Wendy Dick introduced the guest speaker, Adrian Gorham, representing the National Broadband Network.

His topic was online and phone scams and how to feel more confident in handling them.

So far in 2024,143,106 scams have already been reported.

The actual number will be greater as not everybody files a report.

People are targeted through text messages, emails and phone calls.

All age groups are targeted but the over 65’s are the largest group affected.

Phone scams are the most successful even though they are the most infrequent.

The number used by the scammer is a masked number, and the real number is an overseas one.

Investment scams romance scams, false billing, ‘Puppy’ scams, Phishing, dodgy online shopping sites are the main scams.

Be cautious when you get a text message from a bank, a real bank will not ask you to perform an action via a SMS.

The importance of long, strong passwords was also discussed. A password of 18 characters is the safest. Never save a bank account password online.

www.scamwatch.gov.au/report-a-scam is a good resource.

So is IDCARE,1300432273 if you think a scammer has remote access to your device.

They will give you an action plan, but you must act quickly. Adrian said that NBN will never call and ask to access your computer.
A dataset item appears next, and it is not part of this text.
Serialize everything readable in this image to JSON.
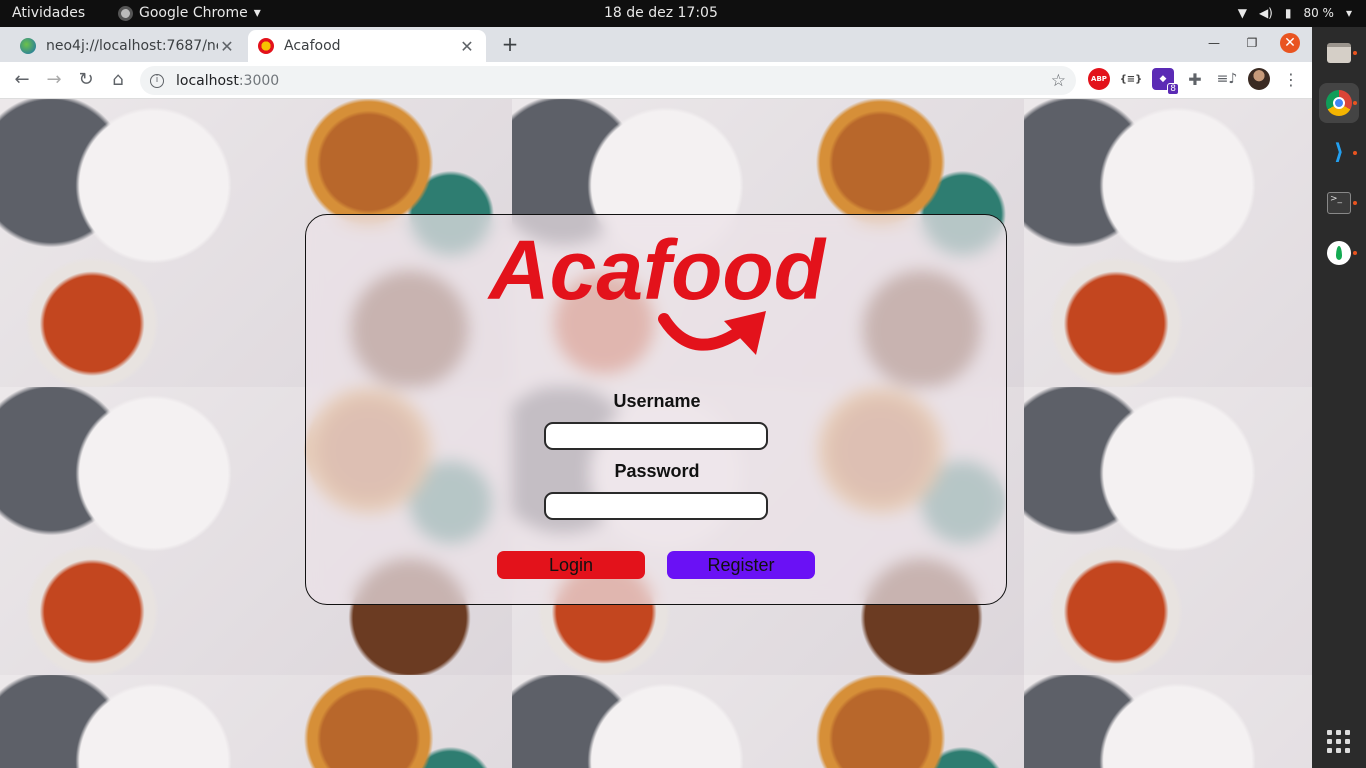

Only if you have had a problem with NBN and you have contacted them, would NBN reply.

Ann Apthorpe warmly thanked Adrian for this illuminating talk and gave him a gift on behalf of the branch.

October will be a busy month for our branch with operating the Tearooms at Cowra Show, the Café at the Open Gardens Weekend, the AGM of Central West Group CWA and some members helping at the 3 days of the Australian National Field Days near Orange.